As increasingly capable systems emerge from the laboratory, we will soon find ourselves in a world in which speech need no longer be ephemeral. How will that change our society? No one can know for sure, but it is not difficult to envision some questions that might arise. The Carnegie Mellon system recorded only one side of the conversation because it is illegal in Pennsylvania (and 11 other U.S. states) to record full conversations without the explicit consent of all parties. Will a new balance between social costs and benefits lead us to think in more nuanced ways about when recording conversations should be permissible, just as many of us have learned to think differently about e-mail privacy at home and at the office? The wide diffusion of writing required standardization to facilitate mutual intelligibility. Will increasingly broad dissemination of spoken language accelerate the demise of regional dialects and less widely spoken languages? Written contracts today have greater legal standing than verbal ones. Will that distinction persist in a world in which spoken and written words have equal permanence? How can we harness this new technology to accelerate access to new knowledge, and what would be the implications of the resulting compression of innovation cycles?

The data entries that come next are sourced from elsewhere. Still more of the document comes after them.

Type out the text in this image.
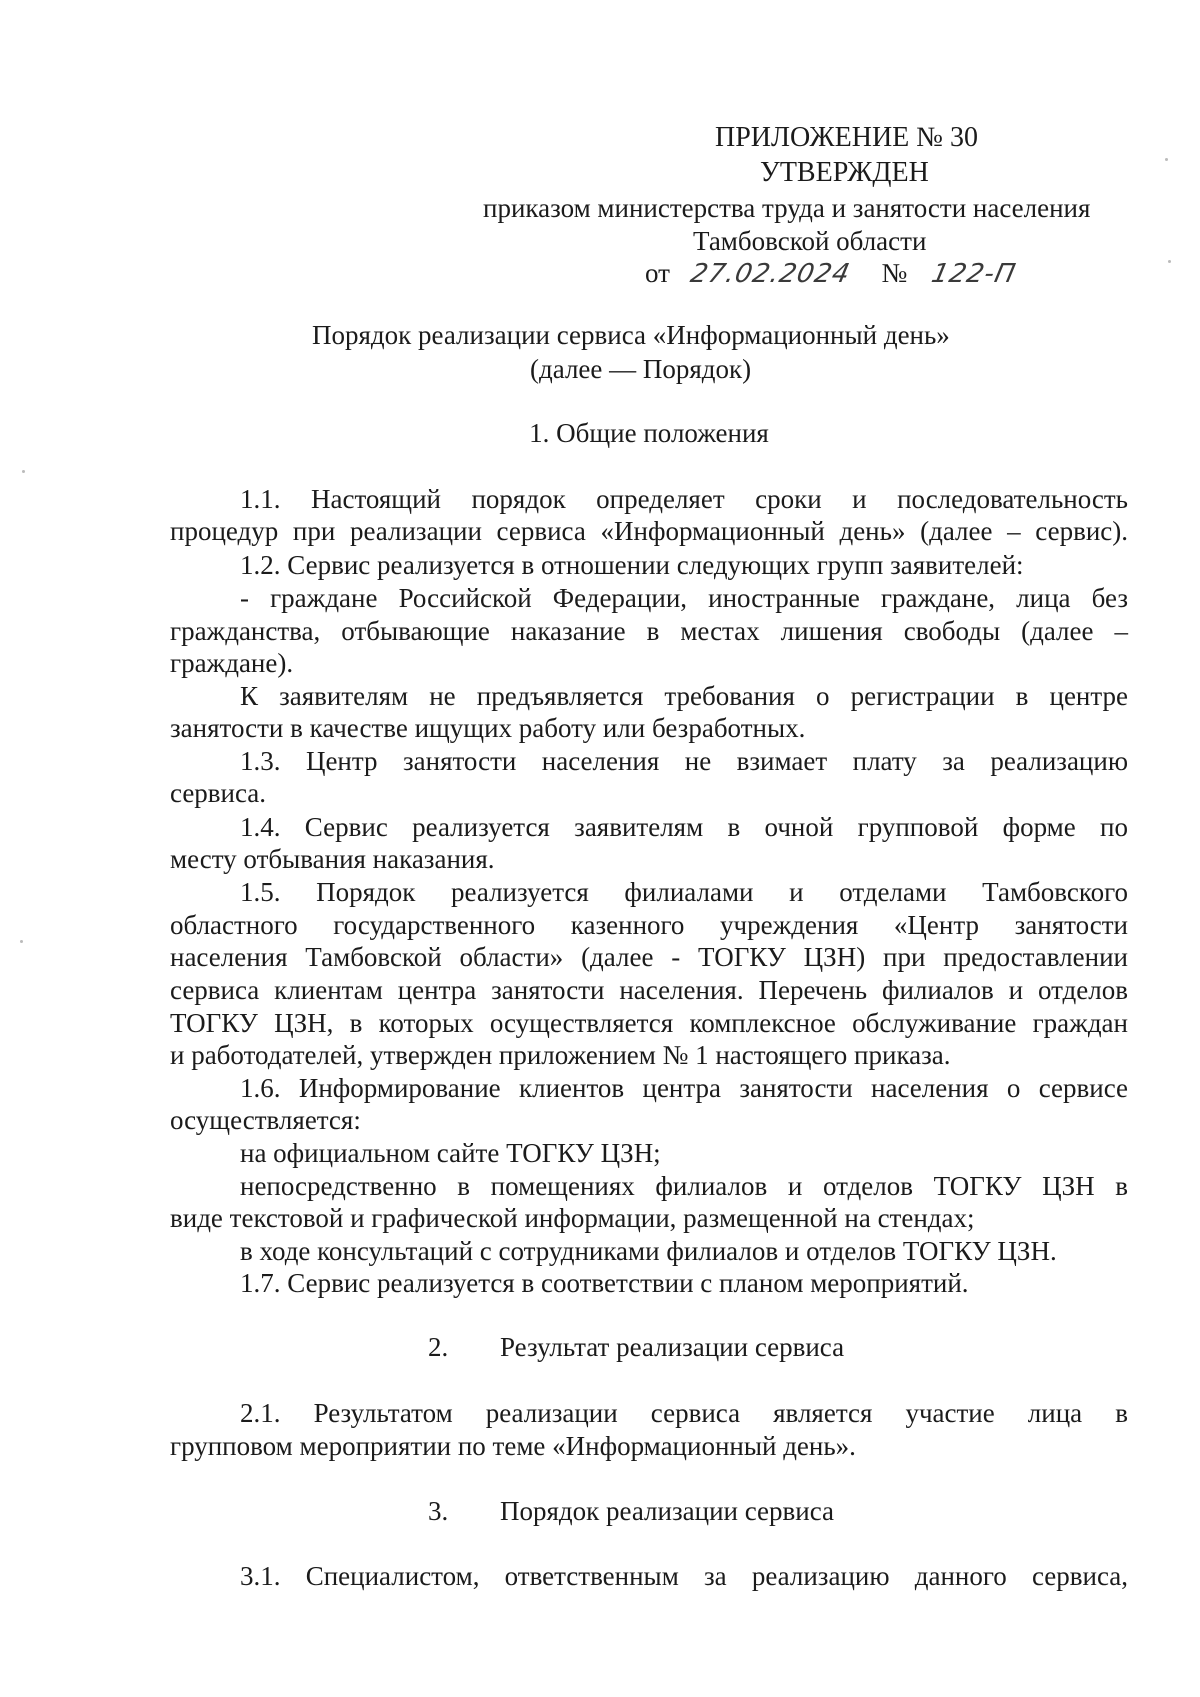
ПРИЛОЖЕНИЕ № 30
УТВЕРЖДЕН
приказом министерства труда и занятости населения
Тамбовской области
от 27.02.2024 № 122-П
Порядок реализации сервиса «Информационный день»
(далее — Порядок)
1. Общие положения
1.1. Настоящий порядок определяет сроки и последовательность
процедур при реализации сервиса «Информационный день» (далее – сервис).
1.2. Сервис реализуется в отношении следующих групп заявителей:
- граждане Российской Федерации, иностранные граждане, лица без
гражданства, отбывающие наказание в местах лишения свободы (далее –
граждане).
К заявителям не предъявляется требования о регистрации в центре
занятости в качестве ищущих работу или безработных.
1.3. Центр занятости населения не взимает плату за реализацию
сервиса.
1.4. Сервис реализуется заявителям в очной групповой форме по
месту отбывания наказания.
1.5. Порядок реализуется филиалами и отделами Тамбовского
областного государственного казенного учреждения «Центр занятости
населения Тамбовской области» (далее - ТОГКУ ЦЗН) при предоставлении
сервиса клиентам центра занятости населения. Перечень филиалов и отделов
ТОГКУ ЦЗН, в которых осуществляется комплексное обслуживание граждан
и работодателей, утвержден приложением № 1 настоящего приказа.
1.6. Информирование клиентов центра занятости населения о сервисе
осуществляется:
на официальном сайте ТОГКУ ЦЗН;
непосредственно в помещениях филиалов и отделов ТОГКУ ЦЗН в
виде текстовой и графической информации, размещенной на стендах;
в ходе консультаций с сотрудниками филиалов и отделов ТОГКУ ЦЗН.
1.7. Сервис реализуется в соответствии с планом мероприятий.
2. Результат реализации сервиса
2.1. Результатом реализации сервиса является участие лица в
групповом мероприятии по теме «Информационный день».
3. Порядок реализации сервиса
3.1. Специалистом, ответственным за реализацию данного сервиса,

Our parents complained that our generation relied on calculators rather than learning arithmetic. Will we complain when our grandchildren rely on speech-enabled systems rather than learning to read and write? Near-universal literacy has been one of humankind's greatest accomplishments, with 82% of the world's adult population now able to read and write. But it was the ephemeral nature of speech that gave rise to the imperative for literacy, and it is intriguing to imagine what will happen as that imperative abates. In Plato's Phaedrus, the Pharaoh Thamus says of writing, “If men learn this, it will implant forgetfulness in their souls: They will cease to exercise memory because they rely on that which is written” (6). Plato could not anticipate all the ways in which writing would be used for so much more than merely to augment memory—from an Internet that transports ideas through time and space, to great works of literature that transport our imagination to places that do not exist. What would a modern-day Plato have to say about the rise of speech to stand alongside writing as a cornerstone for our society? Our generation will unlock the full potential of the spoken word, but it may fall to our children, and to their children, to learn how best to use that gift.